A neurophysiological process that conditions the recorded electrical activity concerns the activation of repetitive cyclical patterns involving the thalamus and subcortical regions but also different cortical regions. Thalamo-cortical reverberation activities give rise to the alpha rhythm (8 to 12 Hz, 50 microV) and the slow beta rhythm (12 to 15 Hz, 10 to 20 microV, and associated with alertness, concentration, and intentions to remain immobile). In contrast, the low-frequency theta rhythm (4 to 7 Hz, 20 to 100-microV.) is an expression of the reverberation between the cortex and the subthalamic nuclei. Cortico-cortical reverberations are the basis of the genesis of beta waves (15 to 20 Hz) commonly associated with thinking conscious and intentional. Furthermore, high beta waves (typically 20 to 30 Hz) are typical of anxious states and agitation. Gamma waves are fast waves (35 to 45 Hz) not easy to record because of their very small amplitude. They are present in moments of maximum performance (physical and mental) and profound concentration.

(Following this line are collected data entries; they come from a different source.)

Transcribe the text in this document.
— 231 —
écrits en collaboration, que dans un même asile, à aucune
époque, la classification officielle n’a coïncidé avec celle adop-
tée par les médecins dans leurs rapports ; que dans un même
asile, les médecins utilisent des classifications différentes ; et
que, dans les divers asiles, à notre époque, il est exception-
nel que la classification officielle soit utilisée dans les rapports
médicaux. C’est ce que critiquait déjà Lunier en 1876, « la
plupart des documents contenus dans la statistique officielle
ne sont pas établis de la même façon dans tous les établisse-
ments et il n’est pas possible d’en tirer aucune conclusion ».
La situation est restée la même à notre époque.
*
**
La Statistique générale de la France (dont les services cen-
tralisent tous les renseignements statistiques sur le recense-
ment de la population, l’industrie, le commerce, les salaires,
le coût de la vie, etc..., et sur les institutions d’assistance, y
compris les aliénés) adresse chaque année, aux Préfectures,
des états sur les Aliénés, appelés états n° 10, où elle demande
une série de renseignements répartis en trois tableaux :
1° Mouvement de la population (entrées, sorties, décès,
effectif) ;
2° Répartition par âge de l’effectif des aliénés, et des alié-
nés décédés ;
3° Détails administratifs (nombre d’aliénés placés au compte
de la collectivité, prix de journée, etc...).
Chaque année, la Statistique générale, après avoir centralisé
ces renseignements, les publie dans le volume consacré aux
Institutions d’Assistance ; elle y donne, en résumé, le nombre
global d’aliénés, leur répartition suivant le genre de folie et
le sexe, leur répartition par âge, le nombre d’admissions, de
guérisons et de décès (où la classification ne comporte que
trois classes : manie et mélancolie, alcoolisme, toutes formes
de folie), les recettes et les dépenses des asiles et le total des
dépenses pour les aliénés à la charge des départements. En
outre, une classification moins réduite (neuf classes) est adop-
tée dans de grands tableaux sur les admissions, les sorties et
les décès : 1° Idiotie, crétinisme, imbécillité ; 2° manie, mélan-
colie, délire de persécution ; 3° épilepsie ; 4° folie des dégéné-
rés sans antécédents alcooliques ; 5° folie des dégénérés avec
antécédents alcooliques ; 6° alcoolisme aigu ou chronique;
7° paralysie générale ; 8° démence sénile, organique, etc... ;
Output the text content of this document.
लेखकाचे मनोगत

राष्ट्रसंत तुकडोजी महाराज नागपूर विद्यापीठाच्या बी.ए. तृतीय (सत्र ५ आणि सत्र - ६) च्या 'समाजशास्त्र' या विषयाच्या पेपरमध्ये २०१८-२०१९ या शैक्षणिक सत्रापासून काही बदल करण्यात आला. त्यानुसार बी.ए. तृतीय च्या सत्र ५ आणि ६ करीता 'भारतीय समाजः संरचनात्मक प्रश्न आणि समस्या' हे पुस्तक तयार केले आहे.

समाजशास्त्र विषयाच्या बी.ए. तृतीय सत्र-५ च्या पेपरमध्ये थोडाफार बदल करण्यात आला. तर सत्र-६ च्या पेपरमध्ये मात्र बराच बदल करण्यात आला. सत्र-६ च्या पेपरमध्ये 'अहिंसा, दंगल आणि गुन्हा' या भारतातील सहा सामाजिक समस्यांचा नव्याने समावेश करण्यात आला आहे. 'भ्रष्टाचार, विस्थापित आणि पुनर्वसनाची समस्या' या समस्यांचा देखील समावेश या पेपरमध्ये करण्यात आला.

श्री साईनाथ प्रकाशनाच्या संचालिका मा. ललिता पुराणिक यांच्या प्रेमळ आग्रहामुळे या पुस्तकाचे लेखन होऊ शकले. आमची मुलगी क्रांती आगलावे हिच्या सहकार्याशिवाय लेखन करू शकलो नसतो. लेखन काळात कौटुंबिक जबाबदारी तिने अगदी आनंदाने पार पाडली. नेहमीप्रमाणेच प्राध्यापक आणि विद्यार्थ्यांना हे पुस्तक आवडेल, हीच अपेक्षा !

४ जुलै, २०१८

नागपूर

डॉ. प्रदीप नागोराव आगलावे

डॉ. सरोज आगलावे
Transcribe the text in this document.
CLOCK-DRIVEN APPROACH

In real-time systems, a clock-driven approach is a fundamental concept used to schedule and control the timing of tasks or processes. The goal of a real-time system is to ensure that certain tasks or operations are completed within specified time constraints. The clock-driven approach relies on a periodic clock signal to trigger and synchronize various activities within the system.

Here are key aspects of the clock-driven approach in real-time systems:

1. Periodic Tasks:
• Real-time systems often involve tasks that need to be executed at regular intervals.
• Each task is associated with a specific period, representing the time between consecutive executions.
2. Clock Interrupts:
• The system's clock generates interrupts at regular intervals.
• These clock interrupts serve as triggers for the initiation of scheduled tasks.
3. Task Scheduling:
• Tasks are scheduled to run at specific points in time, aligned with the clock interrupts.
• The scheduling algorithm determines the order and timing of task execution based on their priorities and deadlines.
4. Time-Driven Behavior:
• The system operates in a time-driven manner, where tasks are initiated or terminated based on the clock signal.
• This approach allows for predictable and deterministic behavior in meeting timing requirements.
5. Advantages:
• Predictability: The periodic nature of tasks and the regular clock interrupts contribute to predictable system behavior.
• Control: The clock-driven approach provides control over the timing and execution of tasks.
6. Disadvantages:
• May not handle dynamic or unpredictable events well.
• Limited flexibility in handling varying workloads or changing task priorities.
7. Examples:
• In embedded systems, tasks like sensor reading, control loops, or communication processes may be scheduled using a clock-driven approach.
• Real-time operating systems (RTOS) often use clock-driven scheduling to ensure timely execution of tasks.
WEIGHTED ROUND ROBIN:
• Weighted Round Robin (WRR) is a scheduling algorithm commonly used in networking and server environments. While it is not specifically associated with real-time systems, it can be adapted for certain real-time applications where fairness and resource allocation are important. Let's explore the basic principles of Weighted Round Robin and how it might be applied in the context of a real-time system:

All this cyclical-repetitive activity is evident in the EEG, whose characteristic pattern reveals the general state of activation and deactivation of the areas at the origin of the measured surface potentials. A classic example is the alpha rhythm. It is a rhythm of the rest of the visual system (inactivation rhythm), which is maximum posteriorly and increases when the eyes close, and has a typical increasing and decreasing trend. All these characteristics derive from the fact that the thalamocortical reverberation at the base of the alpha rhythm involves the optical pathways and the primary visual cortex (relaxation of the visual system). Therefore, during alpha periods, an individual is typically aware but relaxed. Normal EEG of an awake subject shows an alpha rhythm of 8-12 Hz, which increases and decreases on the occipital and parietal lobes and beta waves at the frontal level, interspersed with theta waves. During sleep, both beta waves and delta and theta waves are present (theta in non-REM sleep).
The length of the cycles also varies according to the bands. Alpha bursts typically last from 100 to 500 milliseconds, while the gamma rhythm usually consists of very short bursts, from 20 to 50 milliseconds. In this context, the digital filtering of the signal is of fundamental importance. In addition to the frequency and amplitude, the characteristics of the waves are their shape and trend. For example, the "mu" rhythm can occupy the alpha rhythm band, although compared to this latter; it does not have a clearly sinusoidal aspect; it is maximum centrally and does not have a characteristic growth and degrowth. Again, another aspect to consider is the different expressions of a specific rhythm between the two hemispheres. For example, in healthy individuals, the left frontal alpha is typically between 10% and 15% lower than the controlateral; this asymmetry seems to be important for normal mood control.